Bisnis.com, JAKARTA – Masyarakat Telematika Indonesia menilai kehadiran banyak raksasa teknologi, seperti Google, Microsoft, Alibaba, AWS, dan Tencent untuk membangun pusat data di Indonesia akan memberikan keuntungan bagi konsumen dan operator telekomunikasi.
Ketua Bidang Aplikasi Nasional Masyarakat Telematika Indonesia (Mastel) M. Tesar Sandikapura mengatakan sudah selayaknya pemain asing membangun pusat data mereka di regional pengguna untuk menghindari turunnya performa dari akses data.
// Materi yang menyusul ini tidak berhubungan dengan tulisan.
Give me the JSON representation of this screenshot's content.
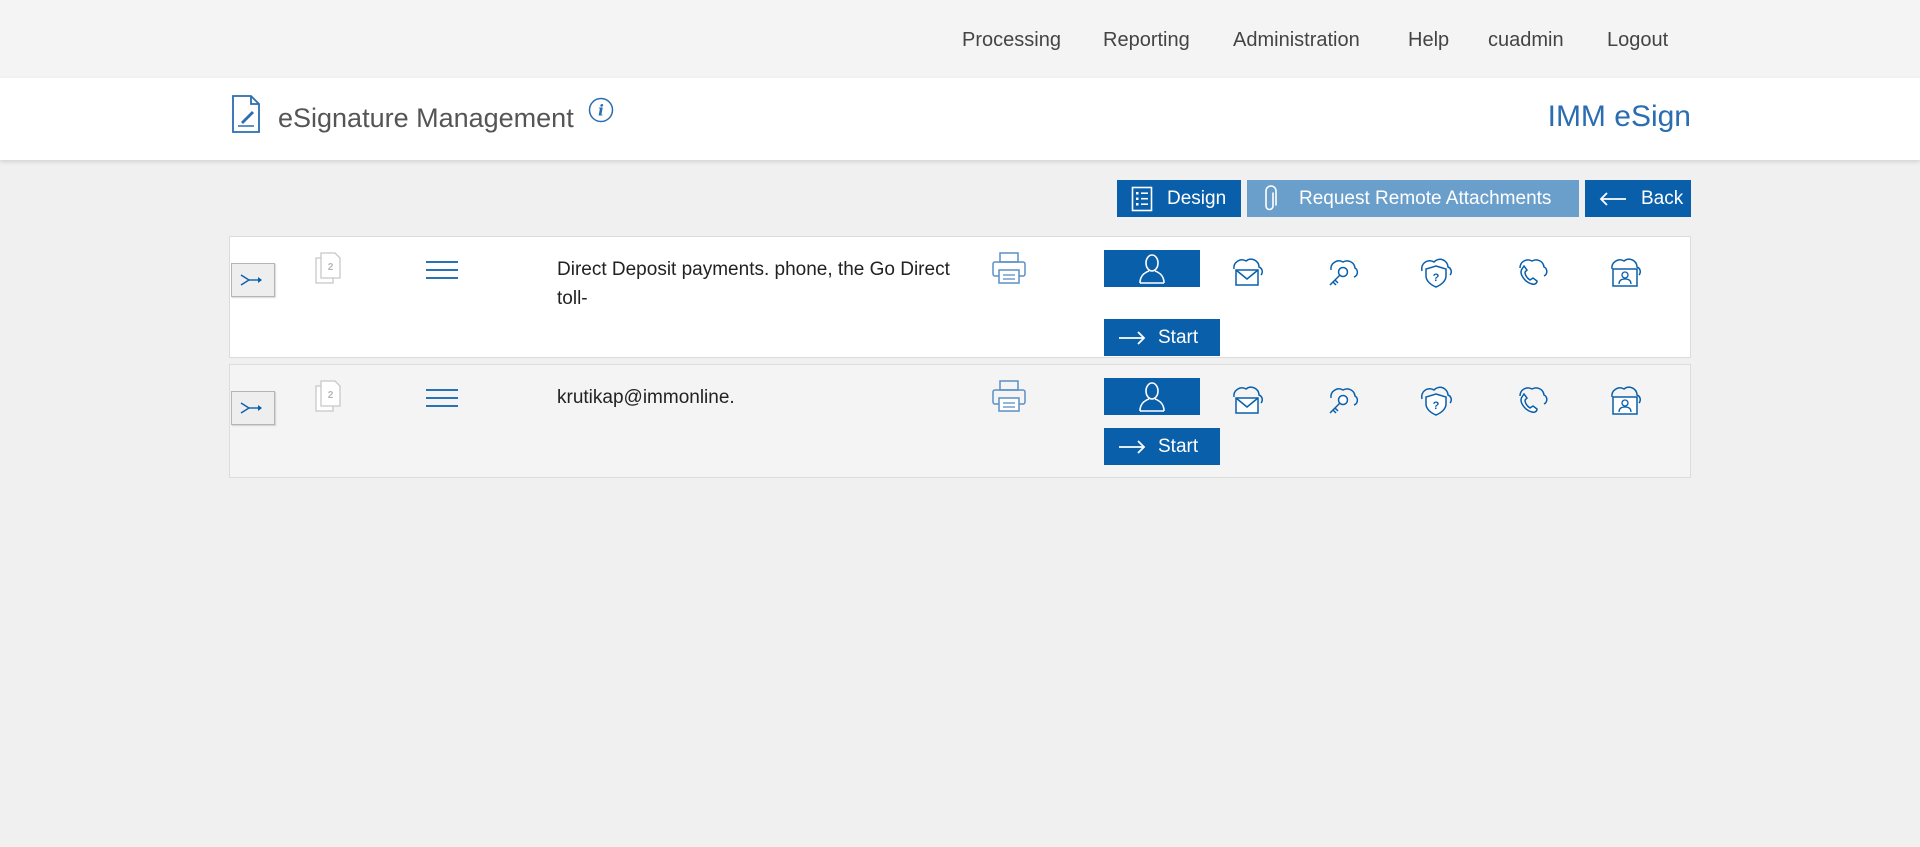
{
  "nav": {
    "items": [
      "Processing",
      "Reporting",
      "Administration",
      "Help",
      "cuadmin",
      "Logout"
    ]
  },
  "header": {
    "title": "eSignature Management",
    "brand": "IMM eSign"
  },
  "toolbar": {
    "design_label": "Design",
    "attachments_label": "Request Remote Attachments",
    "back_label": "Back"
  },
  "rows": [
    {
      "page_count": "2",
      "text": "Direct Deposit payments. phone, the Go Direct toll-",
      "start_label": "Start"
    },
    {
      "page_count": "2",
      "text": "krutikap@immonline.",
      "start_label": "Start"
    }
  ],
  "icons": {
    "expand": "arrow-route-icon",
    "pages": "document-pages-icon",
    "menu": "hamburger-menu-icon",
    "print": "printer-icon",
    "person": "person-icon",
    "channels": [
      "cloud-mail-icon",
      "key-icon",
      "shield-question-icon",
      "phone-icon",
      "id-card-icon"
    ]
  },
  "colors": {
    "primary": "#0a5fab",
    "primary_light": "#6a9fcc",
    "brand_text": "#2a6db1",
    "background": "#f0f0f0"
  }
}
“Seperti kabel optik Singapura yang putus, itu membuat gangguan pada akses data di Indonesia. Jadi, mereka bangun di sini bisa meminimalisir gangguan akses data bila terjadi backbone putus, bandwidth kurang, dan lainnya. Apalagi pengguna internet di Indonesia besar sekali,” ujarnya saat dihubungi Bisnis, Senin (19/4/2021).
Berdasarkan laporan terbaru yang dirilis oleh layanan manajemen konten HootSuite, dan agensi pemasaran media sosial We Are Social dalam laporan bertajuk Digital 2021, pengguna internet di Indonesia pada awal 2021 mencapai 202,6 juta jiwa.
Jumlah ini meningkat 15,5 persen atau 27 juta jiwa jika dibandingkan pada Januari 2020 lalu. Sebaliknya, total jumlah penduduk Indonesia sendiri saat ini adalah 274,9 juta jiwa. Ini artinya, penetrasi internet di Indonesia pada awal 2021 mencapai 73,7 persen.
Menurut Tesar, keuntungan akses data yang lebih cepat akan memberikan efisiensi dan membuat harga paket data lebih murah.
“Ketika OTT [over the top] asing taruh pusat datanya di lokal, akses data lebih cepat dan harga bandwidth bisa turun 20–50 persen. Asumsi Telkom membeli bandwidth Rp1 miliar per tahun. Bisa turun drastis itu, ketika pusat data banyak berada di Indonesia,” katanya.
Namun, dia melanjutkan tetap ada pihak yang dirugikan ketika pemain global marak membangun pusat data mereka di Tanah Air yakni para pemain lokal.
“Mereka [pemain lokal] yang bisa mati bila mereka tidak bisa memberi layanan yang lebih baik dan harga bersaing dibandingkan pemain asing. Perang dengan raksasa langsung itu yang harus disiapkan. Nah, di sini pemerintah melalui regulasi itu penting agar pemain ada nafas, pemerintah harus melihat jernih. Jangan sampai pasar dibuat bebas, tetapi harus berpihak untuk pertumbuhan pemain lokal,” ujarnya.
Firma riset dan konsultasi independen, Structure Research memproyeksikan pasar pangkalan data akan terus bertumbuh dengan CAGR sebesar 22,3 persen pada 5 tahun ke depan.
Indonesia dinilai berpotensi menjadi pasar cloud dengan pertumbuhan tercepat di Asia Tenggara, dengan tingkat pertumbuhan tahunan rata-rata (CAGR) naik 22,3 persen per tahun selama 5 tahun ke depan.
Tidak hanya itu, berdasarkan data dari Statista bahkan memasang perkiraan pangsa pasar komputasi awan di Indonesia bisa menembus angka US$1 juta pada 2022.